The HTTP server always worked fine. For instance, running
curl http://chadl.tech/index.html
would show the HTML contents as expected.
However when I’d try the same thing over HTTPS, I kept getting a 404:
curl https://chadl.tech/index.html
404 Page Not Found
The “page” rendered by the failure was a little peculiar. My actual site was hosted by nginx, and I knew that this 404 wasn’t coming from nginx. In fact, this made it perfectly clear that the request was not even making it the nginx container at all. It was being dropped by the ingress (or something else) before being forwarded on to the application container.
Missing Secret?
In the past, I saw this exact same behavior when the Secret
object mentioned in the Ingress
config was missing or misconfigured.
---
apiVersion: networking.k8s.io/v1
kind: Ingress
metadata:
name: my-ingress
spec:
tls:
- hosts:
- blog.example.com
secretName: blog-prod-tls
rules:
...
In the above example, if the secret blog-prod-tls
didn’t exist in the correct namespace, or didn’t exist at all, Traefik would throw a 404 error when trying to access the site.
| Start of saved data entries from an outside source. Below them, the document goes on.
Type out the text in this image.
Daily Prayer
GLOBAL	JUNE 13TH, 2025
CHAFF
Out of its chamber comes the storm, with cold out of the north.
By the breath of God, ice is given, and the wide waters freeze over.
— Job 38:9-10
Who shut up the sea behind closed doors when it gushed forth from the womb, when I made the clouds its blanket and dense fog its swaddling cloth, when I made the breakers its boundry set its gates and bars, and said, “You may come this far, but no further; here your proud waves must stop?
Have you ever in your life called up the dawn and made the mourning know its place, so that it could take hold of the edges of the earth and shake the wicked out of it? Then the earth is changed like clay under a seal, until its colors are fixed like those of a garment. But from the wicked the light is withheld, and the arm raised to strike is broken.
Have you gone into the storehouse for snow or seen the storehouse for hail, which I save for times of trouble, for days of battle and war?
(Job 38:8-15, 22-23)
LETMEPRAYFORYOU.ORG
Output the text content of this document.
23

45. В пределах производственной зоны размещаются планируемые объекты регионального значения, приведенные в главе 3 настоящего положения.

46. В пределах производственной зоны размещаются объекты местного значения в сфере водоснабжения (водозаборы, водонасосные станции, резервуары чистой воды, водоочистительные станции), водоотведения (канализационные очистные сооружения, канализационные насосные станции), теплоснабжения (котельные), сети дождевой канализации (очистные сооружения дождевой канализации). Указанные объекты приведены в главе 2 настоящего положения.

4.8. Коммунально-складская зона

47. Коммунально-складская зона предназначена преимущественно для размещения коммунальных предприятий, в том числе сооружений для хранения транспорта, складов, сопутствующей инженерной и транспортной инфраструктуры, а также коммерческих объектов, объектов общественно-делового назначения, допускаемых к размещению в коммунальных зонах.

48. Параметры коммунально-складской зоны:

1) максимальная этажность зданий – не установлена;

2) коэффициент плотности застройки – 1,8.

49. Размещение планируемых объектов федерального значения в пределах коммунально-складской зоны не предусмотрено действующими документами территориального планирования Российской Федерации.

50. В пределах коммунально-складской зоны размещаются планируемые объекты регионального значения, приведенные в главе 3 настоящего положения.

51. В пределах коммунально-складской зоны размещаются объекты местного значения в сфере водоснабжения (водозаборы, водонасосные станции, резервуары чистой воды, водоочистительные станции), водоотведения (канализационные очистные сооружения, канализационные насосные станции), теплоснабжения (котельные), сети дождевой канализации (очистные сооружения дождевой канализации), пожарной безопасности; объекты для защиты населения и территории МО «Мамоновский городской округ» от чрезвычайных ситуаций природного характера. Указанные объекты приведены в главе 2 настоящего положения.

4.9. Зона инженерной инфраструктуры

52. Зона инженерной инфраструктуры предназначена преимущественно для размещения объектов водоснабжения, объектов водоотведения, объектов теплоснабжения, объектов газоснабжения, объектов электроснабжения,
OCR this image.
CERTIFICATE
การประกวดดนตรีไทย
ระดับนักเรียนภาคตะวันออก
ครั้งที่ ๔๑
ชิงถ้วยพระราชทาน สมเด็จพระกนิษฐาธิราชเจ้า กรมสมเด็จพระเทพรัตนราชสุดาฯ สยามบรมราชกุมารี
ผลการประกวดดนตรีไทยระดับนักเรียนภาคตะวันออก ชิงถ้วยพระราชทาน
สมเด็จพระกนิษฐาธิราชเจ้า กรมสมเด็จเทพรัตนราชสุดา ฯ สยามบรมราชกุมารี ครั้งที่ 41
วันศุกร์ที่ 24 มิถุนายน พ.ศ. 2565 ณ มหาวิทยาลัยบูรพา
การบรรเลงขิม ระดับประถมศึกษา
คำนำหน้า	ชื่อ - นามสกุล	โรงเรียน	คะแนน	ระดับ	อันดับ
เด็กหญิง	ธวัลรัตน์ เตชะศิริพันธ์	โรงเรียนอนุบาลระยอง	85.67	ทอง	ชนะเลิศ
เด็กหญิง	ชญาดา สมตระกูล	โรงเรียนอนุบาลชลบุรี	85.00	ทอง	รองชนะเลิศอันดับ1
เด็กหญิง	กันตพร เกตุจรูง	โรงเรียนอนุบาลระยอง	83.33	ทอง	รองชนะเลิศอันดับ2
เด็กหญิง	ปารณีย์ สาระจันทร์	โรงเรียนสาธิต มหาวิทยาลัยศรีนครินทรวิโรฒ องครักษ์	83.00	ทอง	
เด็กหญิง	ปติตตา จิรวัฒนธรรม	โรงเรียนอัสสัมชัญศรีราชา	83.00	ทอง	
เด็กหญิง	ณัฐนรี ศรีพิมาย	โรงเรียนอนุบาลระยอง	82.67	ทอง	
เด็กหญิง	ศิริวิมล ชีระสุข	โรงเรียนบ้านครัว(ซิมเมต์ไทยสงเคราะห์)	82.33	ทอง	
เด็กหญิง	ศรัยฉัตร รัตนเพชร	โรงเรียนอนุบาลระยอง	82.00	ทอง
Alas, in my case, the secret was definitely there. It was correctly formatted and even had a valid certificate in it! Cert Manager did its job just fine. I was barking up the wrong tree.
Traefik Configuration
I compared the broken cluster with another one that was working fine, and I noticed a very interesting discrepancy. The broker cluster was missing an arg that was present in the working cluster:
--entrypoints.websecure.http.tls=true
.
So I did kubectl edit deploy traefik -n kube-system
to fix it, and I added the following 2 lines to the args:
section of the traefik
container:
- --entrypoints.websecure.http.tls=true
- --serversTransport.insecureSkipVerify=true
The first one fixed my 404 problem when accessing the site via https. The second one I like to use to prevent 500 internal server errors from happening if I don’t have a valid, signed certificate when a backend service interfaces with the ingress over HTTPS.